6.7.4 html_document or html_notebook

We’ve been using the html_document format for most of this tutorial. A very similar looking document is the html_notebook. There’s a large overlap in terms of YAML options for both.

e.g:

---
output:
  html_notebook:
    toc: true
    toc_depth: 4
    df_print: paged
---

One difference is that a html_notebook will include a button on the rendered webapge to download the .Rmd file that generated the html file. This is one way to easily share the document, in that someone can view your report and then download it and run it on their own machine.

The other difference is that when rendering a html_document, it will ignore the state of the RStudio session and re-run every code block. Variables that have been exist within the environment but have not been defined inside the html_document will cause the render step to fail and must be included for the document to render successfully.

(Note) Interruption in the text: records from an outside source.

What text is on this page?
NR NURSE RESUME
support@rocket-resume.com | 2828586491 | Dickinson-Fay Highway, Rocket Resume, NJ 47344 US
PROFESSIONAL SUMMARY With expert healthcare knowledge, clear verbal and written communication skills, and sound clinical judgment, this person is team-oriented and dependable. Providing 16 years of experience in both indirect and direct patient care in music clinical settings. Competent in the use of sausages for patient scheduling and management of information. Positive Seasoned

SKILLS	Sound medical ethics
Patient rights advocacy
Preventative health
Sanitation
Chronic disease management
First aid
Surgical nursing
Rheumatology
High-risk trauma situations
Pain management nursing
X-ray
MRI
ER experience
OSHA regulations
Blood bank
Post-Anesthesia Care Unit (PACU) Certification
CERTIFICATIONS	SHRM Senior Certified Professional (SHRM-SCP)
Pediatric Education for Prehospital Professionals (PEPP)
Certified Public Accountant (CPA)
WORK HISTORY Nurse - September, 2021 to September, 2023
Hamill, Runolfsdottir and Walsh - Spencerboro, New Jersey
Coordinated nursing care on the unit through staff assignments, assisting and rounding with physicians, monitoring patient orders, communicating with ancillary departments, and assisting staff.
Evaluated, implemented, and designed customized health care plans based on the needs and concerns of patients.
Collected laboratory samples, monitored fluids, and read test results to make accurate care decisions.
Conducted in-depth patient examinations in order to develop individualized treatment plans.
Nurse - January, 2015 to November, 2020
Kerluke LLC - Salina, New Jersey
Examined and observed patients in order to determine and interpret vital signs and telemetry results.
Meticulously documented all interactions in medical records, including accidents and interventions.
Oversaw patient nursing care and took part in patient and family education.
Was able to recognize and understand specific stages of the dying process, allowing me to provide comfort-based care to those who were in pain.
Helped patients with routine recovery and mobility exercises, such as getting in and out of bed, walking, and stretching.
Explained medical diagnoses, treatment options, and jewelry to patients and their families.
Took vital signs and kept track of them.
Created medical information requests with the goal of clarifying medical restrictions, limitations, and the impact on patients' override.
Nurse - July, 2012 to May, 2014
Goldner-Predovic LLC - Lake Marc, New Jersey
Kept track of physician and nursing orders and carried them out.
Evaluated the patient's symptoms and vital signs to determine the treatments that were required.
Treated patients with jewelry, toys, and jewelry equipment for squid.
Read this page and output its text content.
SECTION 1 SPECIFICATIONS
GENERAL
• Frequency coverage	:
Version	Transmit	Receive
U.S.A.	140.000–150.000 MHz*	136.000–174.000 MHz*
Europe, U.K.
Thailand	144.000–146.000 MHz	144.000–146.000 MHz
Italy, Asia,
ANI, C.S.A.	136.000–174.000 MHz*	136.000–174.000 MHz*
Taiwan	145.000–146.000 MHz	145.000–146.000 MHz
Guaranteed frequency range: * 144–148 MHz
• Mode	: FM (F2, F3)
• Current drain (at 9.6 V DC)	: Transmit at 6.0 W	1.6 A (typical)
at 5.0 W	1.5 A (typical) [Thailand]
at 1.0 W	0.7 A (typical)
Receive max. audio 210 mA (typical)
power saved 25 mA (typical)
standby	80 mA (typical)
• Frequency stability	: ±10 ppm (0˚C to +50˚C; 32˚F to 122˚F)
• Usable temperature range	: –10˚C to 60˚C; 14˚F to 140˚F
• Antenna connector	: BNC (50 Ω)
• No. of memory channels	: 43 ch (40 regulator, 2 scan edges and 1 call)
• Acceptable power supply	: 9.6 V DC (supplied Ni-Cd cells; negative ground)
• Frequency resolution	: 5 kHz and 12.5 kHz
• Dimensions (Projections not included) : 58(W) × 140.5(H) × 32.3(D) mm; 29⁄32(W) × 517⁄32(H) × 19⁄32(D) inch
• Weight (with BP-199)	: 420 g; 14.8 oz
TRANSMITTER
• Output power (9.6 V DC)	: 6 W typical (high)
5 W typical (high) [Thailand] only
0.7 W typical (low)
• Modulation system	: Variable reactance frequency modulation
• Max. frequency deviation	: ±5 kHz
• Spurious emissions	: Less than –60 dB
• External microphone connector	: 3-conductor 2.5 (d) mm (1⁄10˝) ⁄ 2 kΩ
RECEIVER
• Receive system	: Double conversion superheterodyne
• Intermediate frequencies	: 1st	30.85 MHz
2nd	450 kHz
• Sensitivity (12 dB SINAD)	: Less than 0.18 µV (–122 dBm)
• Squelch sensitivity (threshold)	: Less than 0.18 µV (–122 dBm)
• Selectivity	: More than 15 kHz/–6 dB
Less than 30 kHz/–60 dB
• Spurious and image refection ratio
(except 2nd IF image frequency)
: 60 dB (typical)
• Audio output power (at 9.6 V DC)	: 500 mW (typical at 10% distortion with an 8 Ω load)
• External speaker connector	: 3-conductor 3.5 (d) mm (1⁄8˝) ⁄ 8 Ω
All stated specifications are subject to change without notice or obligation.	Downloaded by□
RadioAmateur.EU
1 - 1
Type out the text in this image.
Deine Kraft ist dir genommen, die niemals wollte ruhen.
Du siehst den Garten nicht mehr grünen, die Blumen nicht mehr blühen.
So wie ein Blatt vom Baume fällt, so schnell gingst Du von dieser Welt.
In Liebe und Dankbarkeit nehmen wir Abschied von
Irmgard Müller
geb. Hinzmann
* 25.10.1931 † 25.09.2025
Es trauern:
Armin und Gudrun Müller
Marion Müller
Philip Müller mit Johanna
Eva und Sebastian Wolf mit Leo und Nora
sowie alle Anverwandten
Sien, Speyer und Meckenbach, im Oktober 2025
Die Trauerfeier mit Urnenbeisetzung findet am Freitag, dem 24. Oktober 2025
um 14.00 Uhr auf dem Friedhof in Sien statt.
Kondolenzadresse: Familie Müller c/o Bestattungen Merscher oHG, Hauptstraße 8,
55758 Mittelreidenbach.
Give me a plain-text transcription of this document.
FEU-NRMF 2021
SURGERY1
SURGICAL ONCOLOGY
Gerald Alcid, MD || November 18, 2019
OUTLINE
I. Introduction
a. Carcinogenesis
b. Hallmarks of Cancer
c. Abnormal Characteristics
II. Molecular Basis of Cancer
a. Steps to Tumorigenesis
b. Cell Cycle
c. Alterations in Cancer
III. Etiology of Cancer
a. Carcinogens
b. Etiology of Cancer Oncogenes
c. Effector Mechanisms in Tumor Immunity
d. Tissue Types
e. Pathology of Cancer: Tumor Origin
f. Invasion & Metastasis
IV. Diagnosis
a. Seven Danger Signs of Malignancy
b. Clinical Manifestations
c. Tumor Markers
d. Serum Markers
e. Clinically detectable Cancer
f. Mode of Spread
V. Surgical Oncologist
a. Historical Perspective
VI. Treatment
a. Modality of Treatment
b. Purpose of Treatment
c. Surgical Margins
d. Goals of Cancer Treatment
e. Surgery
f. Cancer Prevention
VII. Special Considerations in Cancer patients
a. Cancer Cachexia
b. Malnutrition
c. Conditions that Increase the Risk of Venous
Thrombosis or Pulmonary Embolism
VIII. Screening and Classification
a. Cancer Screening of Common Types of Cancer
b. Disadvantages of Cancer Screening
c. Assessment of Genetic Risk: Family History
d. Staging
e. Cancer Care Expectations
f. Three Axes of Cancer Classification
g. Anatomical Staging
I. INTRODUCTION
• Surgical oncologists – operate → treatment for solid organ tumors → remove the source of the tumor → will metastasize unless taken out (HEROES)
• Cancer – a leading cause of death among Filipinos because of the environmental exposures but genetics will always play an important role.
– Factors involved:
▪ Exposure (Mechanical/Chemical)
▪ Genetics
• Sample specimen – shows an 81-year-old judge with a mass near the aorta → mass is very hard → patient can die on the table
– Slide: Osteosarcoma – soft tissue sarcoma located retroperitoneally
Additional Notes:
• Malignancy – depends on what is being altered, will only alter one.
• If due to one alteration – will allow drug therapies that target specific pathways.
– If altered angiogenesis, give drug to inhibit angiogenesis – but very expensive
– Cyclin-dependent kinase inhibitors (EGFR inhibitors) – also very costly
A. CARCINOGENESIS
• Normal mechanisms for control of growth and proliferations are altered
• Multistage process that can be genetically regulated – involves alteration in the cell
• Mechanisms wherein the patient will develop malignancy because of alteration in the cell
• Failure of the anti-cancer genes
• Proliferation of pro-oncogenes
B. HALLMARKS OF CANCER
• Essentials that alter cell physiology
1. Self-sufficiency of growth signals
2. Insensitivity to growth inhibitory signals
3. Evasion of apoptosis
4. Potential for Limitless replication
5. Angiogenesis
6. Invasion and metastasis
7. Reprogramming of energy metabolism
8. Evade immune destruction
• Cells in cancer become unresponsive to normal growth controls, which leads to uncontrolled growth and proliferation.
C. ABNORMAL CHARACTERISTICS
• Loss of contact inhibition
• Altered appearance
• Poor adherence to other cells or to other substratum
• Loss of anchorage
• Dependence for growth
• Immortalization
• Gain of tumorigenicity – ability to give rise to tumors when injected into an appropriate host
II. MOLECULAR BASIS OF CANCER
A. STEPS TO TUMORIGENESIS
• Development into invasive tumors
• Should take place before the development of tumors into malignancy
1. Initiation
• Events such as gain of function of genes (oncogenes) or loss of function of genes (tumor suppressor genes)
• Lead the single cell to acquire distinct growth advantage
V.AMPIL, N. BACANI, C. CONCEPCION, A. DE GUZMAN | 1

A html_notebook however uses the state of the session. It will only include the output of code blocks that have been run. It’s less ‘safe’ using a notebook, because it doesn’t double-check that the document from start to finish is self-contained. It can include variables and functions that were created seperately in the environment but then the document doesn’t include instructions on how that variable was generated or what the function is doing.

6.7.5 Cross-referencing

Let’s learn how to add external and internal links to your document, remember the syntax for adding links is [DESCRIPTION](link-address). The external link that we are going to add is going to be this https://rmarkdown.rstudio.com/. Each one of the bullet points above going to become a link to it section. The way you reference internal section is by starting your address with a # symbol then simply using all lower case letters for the section name and all spaces need to be converted to a dash symbol -. Let’s add those things in and re-build our document.

# Learning Markdown

> I'm still learning

[External resource](https://rmarkdown.rstudio.com/)

Here I'll be learning:

- [markdown](#markdown)
- [R Markdown](#R Markdown)
- [git and github](#git-and-github)

## Markdown
Here I'll learning _vanilla_ markdown

## R Markdown

Whereas here I'll be learning **R**markdown

## ggplot2

And this section is about plotting

A bonus exercise is to add logos to each sections. Search internet for:

Markdown logo, and add the image using ![](link_address) syntax
R Markdown logo, and add the image using ![](link_address) syntax
Git logo, and add the image using ![](link_address) syntax
ggplot2 logo, and add the image using ![](link_address) syntax

Note for the external resource that is on internet the address must start with www or https otherwise address will be interpreted as file path.